Bij de oorzaak speelt erfelijkheid een rol, maar niet met zekerheid vast te stellen, ook omgeving kan een
bepalende factor zijn.
Behandeling in vorm van cognitieve gedragstherapie, exposure meest effectieve factor. Bij aanvullende
behandeling kan medicatie een uitkomst bieden.
PTSS
Volgt ten minste 4 weken na een traumatische gebeurtenis waarop is gereageerd met intense angst,
afschuw of hulpeloosheid, of gedesoriënteerd gedrag en agitatie.

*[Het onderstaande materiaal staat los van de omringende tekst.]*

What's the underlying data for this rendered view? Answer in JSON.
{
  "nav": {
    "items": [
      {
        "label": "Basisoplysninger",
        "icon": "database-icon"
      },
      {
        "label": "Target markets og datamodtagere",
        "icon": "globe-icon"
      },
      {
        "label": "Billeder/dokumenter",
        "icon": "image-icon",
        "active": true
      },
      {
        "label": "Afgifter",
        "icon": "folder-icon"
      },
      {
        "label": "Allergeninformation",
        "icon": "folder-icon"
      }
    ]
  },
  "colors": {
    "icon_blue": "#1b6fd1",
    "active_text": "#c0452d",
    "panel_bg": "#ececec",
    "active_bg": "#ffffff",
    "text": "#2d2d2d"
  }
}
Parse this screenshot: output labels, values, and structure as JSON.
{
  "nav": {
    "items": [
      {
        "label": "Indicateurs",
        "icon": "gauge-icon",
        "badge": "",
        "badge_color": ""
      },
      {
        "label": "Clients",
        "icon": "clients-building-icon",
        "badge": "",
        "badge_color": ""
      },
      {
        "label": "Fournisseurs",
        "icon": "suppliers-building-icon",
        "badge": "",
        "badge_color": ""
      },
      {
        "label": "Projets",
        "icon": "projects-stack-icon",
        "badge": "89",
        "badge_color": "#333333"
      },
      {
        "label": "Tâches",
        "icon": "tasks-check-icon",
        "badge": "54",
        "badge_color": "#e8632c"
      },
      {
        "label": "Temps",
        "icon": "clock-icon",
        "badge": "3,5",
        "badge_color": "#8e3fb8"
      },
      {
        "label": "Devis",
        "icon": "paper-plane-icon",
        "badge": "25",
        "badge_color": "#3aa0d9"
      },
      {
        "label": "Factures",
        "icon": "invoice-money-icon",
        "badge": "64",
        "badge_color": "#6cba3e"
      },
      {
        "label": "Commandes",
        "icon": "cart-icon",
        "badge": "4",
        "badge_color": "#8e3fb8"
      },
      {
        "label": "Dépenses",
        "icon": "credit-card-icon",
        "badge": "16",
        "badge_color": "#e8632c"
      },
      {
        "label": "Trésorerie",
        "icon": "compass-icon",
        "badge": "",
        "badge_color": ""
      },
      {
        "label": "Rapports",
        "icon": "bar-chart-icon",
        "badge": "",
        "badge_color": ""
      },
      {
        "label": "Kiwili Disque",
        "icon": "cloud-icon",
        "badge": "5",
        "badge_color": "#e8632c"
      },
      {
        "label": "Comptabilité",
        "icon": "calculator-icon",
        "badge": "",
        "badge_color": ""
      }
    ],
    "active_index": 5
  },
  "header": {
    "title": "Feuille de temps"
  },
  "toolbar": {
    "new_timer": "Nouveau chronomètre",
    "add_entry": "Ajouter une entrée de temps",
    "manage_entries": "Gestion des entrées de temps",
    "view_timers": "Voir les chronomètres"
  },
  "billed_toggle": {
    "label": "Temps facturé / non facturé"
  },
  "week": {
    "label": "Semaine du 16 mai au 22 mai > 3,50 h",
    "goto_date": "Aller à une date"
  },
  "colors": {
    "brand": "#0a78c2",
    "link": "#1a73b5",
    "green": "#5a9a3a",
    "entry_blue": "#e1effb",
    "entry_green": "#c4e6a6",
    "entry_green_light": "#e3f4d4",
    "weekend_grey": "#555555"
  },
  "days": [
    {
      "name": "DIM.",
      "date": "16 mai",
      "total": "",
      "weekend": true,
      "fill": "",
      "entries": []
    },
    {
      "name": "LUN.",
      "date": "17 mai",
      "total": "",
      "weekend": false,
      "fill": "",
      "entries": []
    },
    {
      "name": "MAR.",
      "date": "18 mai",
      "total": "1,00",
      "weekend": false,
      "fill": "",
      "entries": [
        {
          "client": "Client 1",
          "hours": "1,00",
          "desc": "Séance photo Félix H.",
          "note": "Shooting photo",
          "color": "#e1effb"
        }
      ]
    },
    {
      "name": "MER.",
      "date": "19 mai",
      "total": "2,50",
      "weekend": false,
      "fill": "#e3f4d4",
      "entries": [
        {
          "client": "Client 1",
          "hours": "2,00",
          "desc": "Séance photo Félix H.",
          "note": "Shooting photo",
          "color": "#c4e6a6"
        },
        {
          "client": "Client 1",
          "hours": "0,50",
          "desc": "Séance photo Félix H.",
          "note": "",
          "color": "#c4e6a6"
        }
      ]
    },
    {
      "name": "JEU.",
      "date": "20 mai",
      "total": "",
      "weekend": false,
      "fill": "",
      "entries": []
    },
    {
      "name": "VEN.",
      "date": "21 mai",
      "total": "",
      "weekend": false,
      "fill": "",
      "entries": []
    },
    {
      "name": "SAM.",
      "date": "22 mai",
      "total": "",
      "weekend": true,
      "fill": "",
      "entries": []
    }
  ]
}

Gaat gepaard met herbelevingen, vermijding en verhoogde prikkelbaarheid.
Hangt af van de ernst en type traumatisering. Posttraumatische verschijnselen bij ouders vergroten het
risico bij kinderen.
Behandeling psychologisch, medicatie is slechts ondersteunend.
Dwangstoornis
Dwanggedachten, dwanghandelingen en vermijdingsgedrag zijn kenmerken van een dwangstoornis.
Dwanggedachten en dwanghandelingen worden vaak egodystoon beleefd, maar dit is geen voorwaarde
van de diagnose.
Prevalentie van een dwangstoornis is 1-2% van de bevolking, voornamelijk adolescenten.
Oorzaken liggen voor 40% op het erfelijke gebied.
Behandeling in de vorm van cognitieve gedragstherapie, bij non-responders gecombineerd met
medicatie.
9
Somatoforme stoornissen, eet-en voedingsstoornissen en
genderdysforie
Somatoforme stoornissen
Uiten zich door symptomen die doen denken aan een lichamelijke aandoening maar die daar niet door
kunnen worden verklaard.
 Conversiestoornis (zowel actieve als passieve stoornissen)
 Pijnstoornis (pijn belangrijkste klacht)
 Hypochondrie (vrees een ernstige ziekte te hebben)
 Somatisatiestoornis (beeld en voorgeschiedenis van talrijke lichamelijke klachten)
Behandeling voornamelijk psychologisch.
Eet- en voedingsstoornissen
Men spreekt van ondergewicht bij kinderen indien het gewicht minder dan 85% bedraagt van het op
grond van leeftijd en lengte te verwachten gewicht.
Oorzaken:
Onderscheid tussen predisponerende, uitlokkende en onderhoudende factoren, die biologisch,
psychologisch en sociaal kunnen zijn.
Behandeling moet somatisch en psychologisch zijn.
Anorexia nervosa
 Het weigeren van een lichaamsgewicht overeenkomstig met lengte en leeftijd
 Intense angst voor gewichtsstijging
 Verstoring van het lichaamsbeeld
 Verlies van menstruatie ten minste drie maanden bij meisjes
Prevalentie 1% tussen de 16 en 19 jaar. Komt 40 keer meer voor bij meisjes dan jongens.
Boulimia
 Ernstige eetbuien en gevoel niet te kunnen stoppen
 Normaal gewicht maar gevoel dik te zijn
 In sommige gevallen braken of laxeren
 In sommige gevallen compensatiegedrag
Prevalentie twee tot drie keer hoger dan bij anorexia nervosa
Genderdysforie
Het gevoel dat het geslacht dat bij de geboorte is toegewezen niet overeenkomt met het geslacht datde
persoon ervaart te hebben.
Het stellen van de diagnose verloopt door middel van uitgebreid psychologisch onderzoek door
psycholoog of psychiater.
Behandeling tot 12 jaar bestaat uit advies voor ouders om het kind te laten zijn en ontdekken, maar
contact met leeftijds geslachtsgenoten stimuleren.
10
Behandeling vanaf 12 jaar kan bestaan uit puberteit remmende medicijnen.
Vanaf 16 jaar kan gestart worden met de behandeling voor geslachtsverandering.
Vanaf 18 jaar kan er gestart worden met operaties.